The Mistake: You perform a great CMR (Comprehensive Medication Review), fix three problems, but your documentation is just a vague note saying “Patient counseled on adherence.” The Consequence: If you are audited, that claim will be clawed back. 100% of the time.
The Fix: Every billable MTM encounter requires a formal SOAP note:
- S (Subjective): What the patient told you (“I forget to take my evening pills”).
- O (Objective): What you observed (Blood pressure 140/90, Refill history shows gaps).
- A (Assessment): Your clinical judgment (Non-adherence due to complexity).
- P (Plan): What you did (Synced meds, educated patient, sent fax to MD).
Without the SOAP note, the service didn’t happen.
Pitfall #5: Billing for “Incidental” Counseling
This is a tricky gray area. You cannot bill MTM for the mandatory counseling required by OBRA ’90 (the standard “do you have any questions?” at pickup).
The Mistake: Billing a medical claim for a routine counseling session during a standard refill pickup.
The Fix: MTM’s must be distinct, separately identifiable services.
- Schedule it: The best way to prove this is separate is to schedule it as an appointment.
- Face-to-Face: While some telehealth is allowed, face-to-face is the gold standard for initial assessments.
- Identify a Problem: The service must be medically necessary. You are identifying a problem (or potential problem) in their therapy, not just handing them a bag.
Pitfall #6: Giving Up After the First Denial
Medical billing is different from pharmacy billing. When a drug claim rejects, you fix it in 30 seconds. When a medical claim rejects, it can take weeks to figure out why.
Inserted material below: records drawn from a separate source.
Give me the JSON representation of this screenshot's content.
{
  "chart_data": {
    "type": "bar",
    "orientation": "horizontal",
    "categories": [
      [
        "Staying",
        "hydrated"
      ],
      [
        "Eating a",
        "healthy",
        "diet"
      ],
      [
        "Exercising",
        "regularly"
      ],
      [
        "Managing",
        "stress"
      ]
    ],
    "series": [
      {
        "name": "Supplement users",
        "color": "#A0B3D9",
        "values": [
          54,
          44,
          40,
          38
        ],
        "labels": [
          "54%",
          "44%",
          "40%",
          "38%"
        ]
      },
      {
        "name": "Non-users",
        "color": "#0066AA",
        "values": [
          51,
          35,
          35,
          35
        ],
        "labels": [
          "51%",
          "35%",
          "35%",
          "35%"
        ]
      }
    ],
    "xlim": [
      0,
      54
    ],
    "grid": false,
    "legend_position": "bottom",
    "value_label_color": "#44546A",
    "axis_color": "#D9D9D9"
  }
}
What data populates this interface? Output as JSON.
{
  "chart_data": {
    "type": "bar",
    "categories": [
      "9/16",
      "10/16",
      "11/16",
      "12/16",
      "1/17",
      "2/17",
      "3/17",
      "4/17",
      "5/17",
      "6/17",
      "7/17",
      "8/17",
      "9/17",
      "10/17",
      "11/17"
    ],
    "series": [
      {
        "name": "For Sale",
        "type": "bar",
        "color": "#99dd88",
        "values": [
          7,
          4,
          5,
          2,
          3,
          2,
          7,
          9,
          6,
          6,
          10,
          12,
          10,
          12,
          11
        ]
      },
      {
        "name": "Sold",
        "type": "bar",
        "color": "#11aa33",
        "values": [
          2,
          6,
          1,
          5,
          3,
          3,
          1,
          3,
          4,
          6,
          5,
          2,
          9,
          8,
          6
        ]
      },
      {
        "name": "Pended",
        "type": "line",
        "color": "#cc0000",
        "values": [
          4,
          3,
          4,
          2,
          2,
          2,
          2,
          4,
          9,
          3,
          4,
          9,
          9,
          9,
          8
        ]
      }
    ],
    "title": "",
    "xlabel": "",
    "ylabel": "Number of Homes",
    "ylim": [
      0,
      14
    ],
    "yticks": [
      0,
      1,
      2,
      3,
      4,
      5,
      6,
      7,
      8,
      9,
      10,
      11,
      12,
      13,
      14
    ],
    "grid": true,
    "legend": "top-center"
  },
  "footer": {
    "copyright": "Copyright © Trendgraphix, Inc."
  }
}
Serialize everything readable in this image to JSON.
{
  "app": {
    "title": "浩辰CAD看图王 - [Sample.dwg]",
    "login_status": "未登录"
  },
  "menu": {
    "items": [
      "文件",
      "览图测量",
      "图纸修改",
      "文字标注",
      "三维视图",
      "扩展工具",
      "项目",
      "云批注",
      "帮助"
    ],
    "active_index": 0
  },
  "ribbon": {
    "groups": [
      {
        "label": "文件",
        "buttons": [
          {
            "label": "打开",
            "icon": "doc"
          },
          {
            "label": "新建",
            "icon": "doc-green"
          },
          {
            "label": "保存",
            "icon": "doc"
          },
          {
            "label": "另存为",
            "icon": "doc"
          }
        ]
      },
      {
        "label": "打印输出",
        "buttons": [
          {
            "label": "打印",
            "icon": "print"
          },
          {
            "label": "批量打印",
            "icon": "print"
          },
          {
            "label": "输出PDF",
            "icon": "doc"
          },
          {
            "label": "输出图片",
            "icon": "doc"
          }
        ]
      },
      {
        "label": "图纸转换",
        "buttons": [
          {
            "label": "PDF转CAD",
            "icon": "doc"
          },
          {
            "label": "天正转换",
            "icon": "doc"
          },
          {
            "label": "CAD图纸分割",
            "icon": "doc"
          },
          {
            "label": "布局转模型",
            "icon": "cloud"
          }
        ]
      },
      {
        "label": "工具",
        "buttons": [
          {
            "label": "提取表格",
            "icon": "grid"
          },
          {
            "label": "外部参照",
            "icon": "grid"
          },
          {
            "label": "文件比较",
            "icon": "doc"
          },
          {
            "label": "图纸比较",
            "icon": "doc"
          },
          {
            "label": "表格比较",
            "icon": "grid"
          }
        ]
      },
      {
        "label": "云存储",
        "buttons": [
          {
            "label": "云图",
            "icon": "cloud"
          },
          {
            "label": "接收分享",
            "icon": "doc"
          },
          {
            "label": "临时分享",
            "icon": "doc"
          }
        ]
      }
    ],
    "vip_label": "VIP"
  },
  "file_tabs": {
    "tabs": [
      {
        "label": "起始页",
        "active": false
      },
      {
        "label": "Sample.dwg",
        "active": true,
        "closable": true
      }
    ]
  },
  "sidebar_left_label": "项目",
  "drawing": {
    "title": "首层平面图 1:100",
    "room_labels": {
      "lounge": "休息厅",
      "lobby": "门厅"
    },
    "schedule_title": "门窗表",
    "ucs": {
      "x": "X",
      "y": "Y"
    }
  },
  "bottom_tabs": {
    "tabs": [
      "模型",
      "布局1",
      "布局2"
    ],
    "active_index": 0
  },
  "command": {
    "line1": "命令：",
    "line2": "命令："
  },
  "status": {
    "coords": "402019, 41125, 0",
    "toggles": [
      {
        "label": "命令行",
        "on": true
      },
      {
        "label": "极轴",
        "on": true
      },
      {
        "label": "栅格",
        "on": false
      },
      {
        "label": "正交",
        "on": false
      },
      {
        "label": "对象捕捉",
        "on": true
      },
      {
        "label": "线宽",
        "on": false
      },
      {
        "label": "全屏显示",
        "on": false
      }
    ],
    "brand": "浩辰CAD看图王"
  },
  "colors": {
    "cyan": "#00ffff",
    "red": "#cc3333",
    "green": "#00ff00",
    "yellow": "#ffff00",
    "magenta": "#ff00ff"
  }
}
The Mistake: Treating a rejected claim as a “loss” and moving on. The Reality: A rejection is just a request for more information.
The Fix: You need a process for “Denial Management.”
- Did you miss a modifier? (Check our article on Common Billing Coding Mistakes).
- Is the diagnosis code (ICD-10) valid?
- Is the patient actually covered?
Don’t let administrative fatigue rob you of revenue.
You Don’t Have to Navigate This Alone
Avoiding these pitfalls requires a shift in mindset. You have to stop thinking like a dispenser and start thinking like a provider.
The potential for MTM outcomes—both for your patient’s health and your pharmacy’s bottom line—is massive. But the administrative burden of billing shouldn’t be the reason you stop providing care.
Whether you handle this in-house or partner with experts, mastering the billing process is the key to unlocking the future of your pharmacy.